When it comes to writing a resume, the most basic considerations are what to put in it and what to leave out.
Your Contact Info
Obviously, you'll include your name, address, and phone number. And you'll probably remember to add your email address to your contact info. But if you have a website or blog, you may also want to include those URLs. (This will depend on what the content is. If your blog is highly personal and not relevant to your professional life, then you'll probably want to skip it.)
Recently, I've noticed that some job seekers are including the URL of their LinkedIn profile. Depending on what your profile looks like and how relevant it is to the position you're applying for, it may not be a bad idea to include your LinkedIn info at the top of your resume. This is especially true if you've carefully crafted your profile and have received glowing recommendations from those who know your work.
Some other basics for every resume include the names of the companies where you've worked and your job titles there, along with each organization's city and state. By omitting the street address, you end up with a cleaner-looking document.
Skills and Accomplishments Sell Your Talents
Now on to the heart of your resume: skills and accomplishments. This is the area where you sell your talents and convince prospective employers that they should interview you.
Numbers Speak Louder Than Words
It's not enough to list what you do - you really need to expand your job description to include the results of your hard work. You want to clearly show the kind of positive results employers can expect if they hire you. Including results can make the difference between a good resume and a great one.
Speaking of results, I strongly urge you to use numbers when describing your accomplishments. Numbers are powerful indicators of your talents.
For instance, perhaps as an account executive, you effortlessly juggled 35 accounts at a time. Maybe as a non-profit manager, you wrote grant proposals which generated more than $500,000 in annual support. Reread these sentences without the numbers, and I think you'll see for yourself the huge difference that numbers can make.

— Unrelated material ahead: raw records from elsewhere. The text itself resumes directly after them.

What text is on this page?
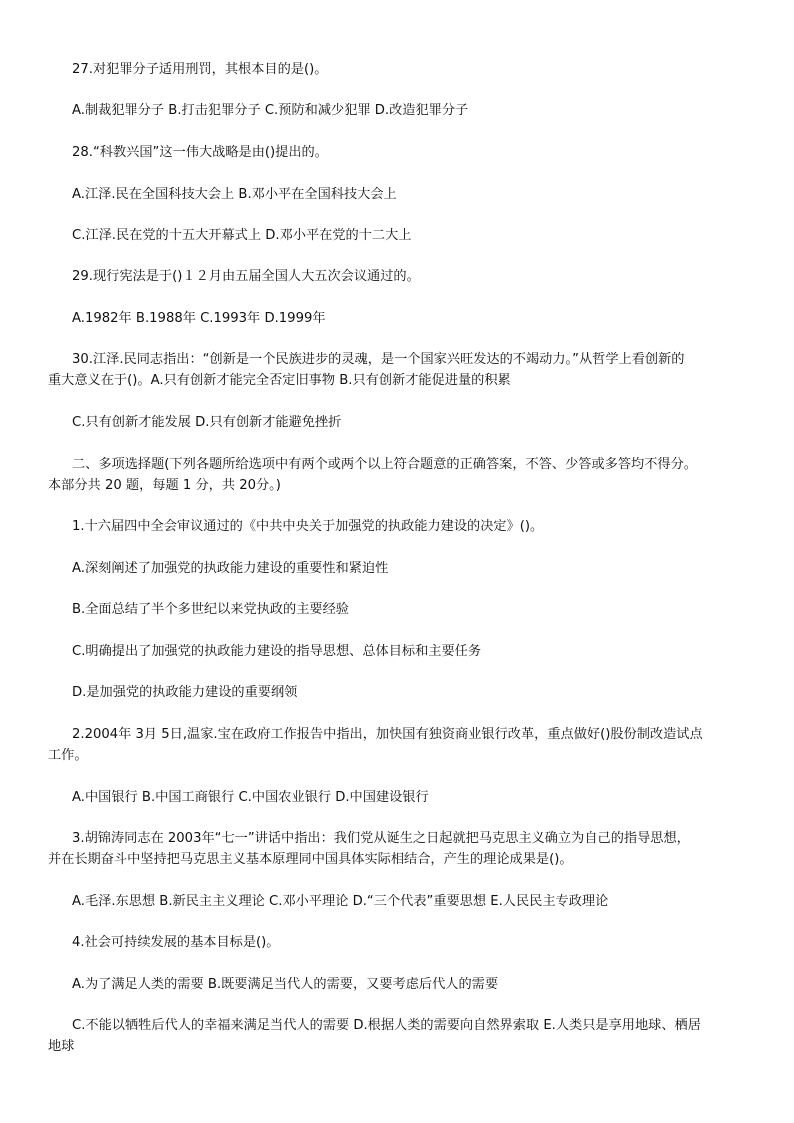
27.对犯罪分子适用刑罚，其根本目的是()。
A.制裁犯罪分子 B.打击犯罪分子 C.预防和减少犯罪 D.改造犯罪分子
28.“科教兴国”这一伟大战略是由()提出的。
A.江泽.民在全国科技大会上 B.邓小平在全国科技大会上
C.江泽.民在党的十五大开幕式上 D.邓小平在党的十二大上
29.现行宪法是于()１２月由五届全国人大五次会议通过的。
A.1982年 B.1988年 C.1993年 D.1999年
30.江泽.民同志指出：“创新是一个民族进步的灵魂，是一个国家兴旺发达的不竭动力。”从哲学上看创新的
重大意义在于()。A.只有创新才能完全否定旧事物 B.只有创新才能促进量的积累
C.只有创新才能发展 D.只有创新才能避免挫折
二、多项选择题(下列各题所给选项中有两个或两个以上符合题意的正确答案，不答、少答或多答均不得分。
本部分共 20 题，每题 1 分，共 20分。)
1.十六届四中全会审议通过的《中共中央关于加强党的执政能力建设的决定》()。
A.深刻阐述了加强党的执政能力建设的重要性和紧迫性
B.全面总结了半个多世纪以来党执政的主要经验
C.明确提出了加强党的执政能力建设的指导思想、总体目标和主要任务
D.是加强党的执政能力建设的重要纲领
2.2004年 3月 5日,温家.宝在政府工作报告中指出，加快国有独资商业银行改革，重点做好()股份制改造试点
工作。
A.中国银行 B.中国工商银行 C.中国农业银行 D.中国建设银行
3.胡锦涛同志在 2003年“七一”讲话中指出：我们党从诞生之日起就把马克思主义确立为自己的指导思想，
并在长期奋斗中坚持把马克思主义基本原理同中国具体实际相结合，产生的理论成果是()。
A.毛泽.东思想 B.新民主主义理论 C.邓小平理论 D.“三个代表”重要思想 E.人民民主专政理论
4.社会可持续发展的基本目标是()。
A.为了满足人类的需要 B.既要满足当代人的需要，又要考虑后代人的需要
C.不能以牺牲后代人的幸福来满足当代人的需要 D.根据人类的需要向自然界索取 E.人类只是享用地球、栖居
地球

You can also include the numbers of years you worked for a company or in a particular type of job. This might look something like, "For more than 20 years, designed innovative brochures, flyers, advertisements, and direct mail pieces for advertising agencies and in-house marketing departments."
All Education Counts
Include your education in a separate section of your resume. If you attended college but did not graduate, you can indicate this by including the total number of college credits you've received.